Smoke curled out of my mouth with that word. Sparks crackled. Heat blew Erik’s tangled light-brown locks from his face.
He took an unsteady step back, then ran after the other humans.
I soared into the air, twisted around, and sent a blast of fire toward the back of the cave. All curtains caught ablaze, those on the floor and the few still hanging. The flames engulfed the blankets and pallets on the floor, churning in a fiery tornado around me.
I turned away, shielding my woman from the inferno I’d unleashed, then flew out, letting it all burn behind me.
The flames roared, spreading through the tunnel and chasing me. I caught up with the humans at the exit into the tavern.
“Faster!” I urged as the fire raged behind me, heating my back and scorching my tail. Once the flames were unleashed, I lost control over them.
The fire caught up with us and shot past me.
It wouldn’t harm me, but it would burn the humans faster than the curtains in the cave behind us.
Folding my wings around Elaine, I rolled across the tavern’s floor.
Knocking the humans off their feet, I shoved them in front of me out of the cave and onto the beach.
Safely out of the fire, they climbed to their feet, looking around in bewilderment.
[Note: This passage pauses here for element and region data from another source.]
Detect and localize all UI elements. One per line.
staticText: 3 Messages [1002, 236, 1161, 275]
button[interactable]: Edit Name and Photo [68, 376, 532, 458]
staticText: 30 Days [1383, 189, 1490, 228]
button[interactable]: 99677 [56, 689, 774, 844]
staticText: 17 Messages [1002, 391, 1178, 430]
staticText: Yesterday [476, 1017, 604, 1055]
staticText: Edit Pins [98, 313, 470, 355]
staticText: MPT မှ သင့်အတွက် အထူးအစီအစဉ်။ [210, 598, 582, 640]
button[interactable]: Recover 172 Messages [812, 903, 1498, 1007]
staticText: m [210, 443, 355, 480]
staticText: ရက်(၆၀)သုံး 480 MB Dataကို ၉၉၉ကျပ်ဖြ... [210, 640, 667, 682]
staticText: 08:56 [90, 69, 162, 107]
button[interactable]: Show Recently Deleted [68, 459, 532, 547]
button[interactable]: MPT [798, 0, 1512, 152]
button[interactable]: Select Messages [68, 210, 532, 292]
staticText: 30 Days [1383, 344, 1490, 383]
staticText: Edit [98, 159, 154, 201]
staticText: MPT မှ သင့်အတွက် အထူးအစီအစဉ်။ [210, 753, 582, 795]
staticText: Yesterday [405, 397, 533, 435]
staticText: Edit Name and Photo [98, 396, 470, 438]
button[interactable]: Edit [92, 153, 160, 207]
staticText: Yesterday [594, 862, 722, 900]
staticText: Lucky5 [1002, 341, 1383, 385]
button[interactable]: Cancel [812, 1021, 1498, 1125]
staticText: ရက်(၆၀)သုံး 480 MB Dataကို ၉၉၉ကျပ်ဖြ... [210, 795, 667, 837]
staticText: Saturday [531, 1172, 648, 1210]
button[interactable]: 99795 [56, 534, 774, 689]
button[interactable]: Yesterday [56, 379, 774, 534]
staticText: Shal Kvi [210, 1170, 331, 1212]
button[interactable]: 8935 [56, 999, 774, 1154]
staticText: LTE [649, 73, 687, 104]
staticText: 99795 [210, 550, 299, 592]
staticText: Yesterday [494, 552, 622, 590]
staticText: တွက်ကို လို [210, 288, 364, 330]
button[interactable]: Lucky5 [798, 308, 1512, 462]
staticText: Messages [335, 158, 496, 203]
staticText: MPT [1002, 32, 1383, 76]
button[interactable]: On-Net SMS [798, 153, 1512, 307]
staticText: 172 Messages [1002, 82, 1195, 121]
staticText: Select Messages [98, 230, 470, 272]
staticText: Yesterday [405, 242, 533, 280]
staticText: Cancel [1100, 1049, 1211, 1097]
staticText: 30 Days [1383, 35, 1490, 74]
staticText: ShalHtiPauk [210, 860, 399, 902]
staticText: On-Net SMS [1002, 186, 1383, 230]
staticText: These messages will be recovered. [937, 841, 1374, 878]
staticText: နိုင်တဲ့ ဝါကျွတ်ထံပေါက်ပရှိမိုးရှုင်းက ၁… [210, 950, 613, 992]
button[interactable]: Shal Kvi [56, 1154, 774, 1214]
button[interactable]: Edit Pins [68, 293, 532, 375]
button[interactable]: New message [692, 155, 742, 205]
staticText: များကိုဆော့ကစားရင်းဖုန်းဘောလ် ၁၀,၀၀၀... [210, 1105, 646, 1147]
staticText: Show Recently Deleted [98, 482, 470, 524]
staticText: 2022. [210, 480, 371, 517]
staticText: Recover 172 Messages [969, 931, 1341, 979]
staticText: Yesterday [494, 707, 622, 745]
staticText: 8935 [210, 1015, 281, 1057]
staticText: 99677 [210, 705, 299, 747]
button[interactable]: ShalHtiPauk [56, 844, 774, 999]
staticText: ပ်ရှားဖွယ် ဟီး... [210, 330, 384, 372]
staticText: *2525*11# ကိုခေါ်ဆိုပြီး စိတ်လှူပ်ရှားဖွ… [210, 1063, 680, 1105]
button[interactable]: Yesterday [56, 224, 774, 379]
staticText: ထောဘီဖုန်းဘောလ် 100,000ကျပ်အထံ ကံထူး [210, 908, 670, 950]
Pale morning light filtered through the dark clouds of the growing storm. The heat of the battle was dying out, and the dead bodies littering the black sand had already begun to smolder with the shadows of afterlife.
Survivors were captured, their tendrils clipped, their hands and feet shackled. A group of them huddled in the middle of the beach, trapped between the burning Wall and the stormy ocean. Prince Rha’s warriors guarded them.
I unfurled my wings, taking Elaine up into the air with me.
The beach seemed much wider than normal today. The ocean receded way past the tidal line, leaving behind a wide stretch of wet sand that glistened with the remnants of broken coral and shells.
“The Big Wave is coming,” one of the captives said, his eyes open wide in horror.
A panicked murmur rolled through the groups of the captured Ashgate dwellers. From above them, I could see the gray water of the ocean rising in a high swell on the horizon.
“Take the humans back to the desert, keep them safe,” I said to the warriors, then flew along the beach in search of the prince.
I found him at the other end of the beach, leading the fight that was still ongoing.
“The ocean is rushing in,” I warned him. “It’ll flood the beach and the caves. You’ll need to leave and take the humans and warriors to safety.”
“Did you find Elaine?” He glanced at my woman pressed to my chest.
“I did. And I’m not losing her again.”
The Big Wave was on its way to flood Ashgate. It’d extinguish the fire. Maybe it was the mercy of the gods that spared Ashgate from complete annihilation. But I wasn’t going to change its fate now. With Elaine in my arms again, my rage at the city was extinguished too.
Spreading my wings, I rose over the chaos of fire and flood, taking my woman with me.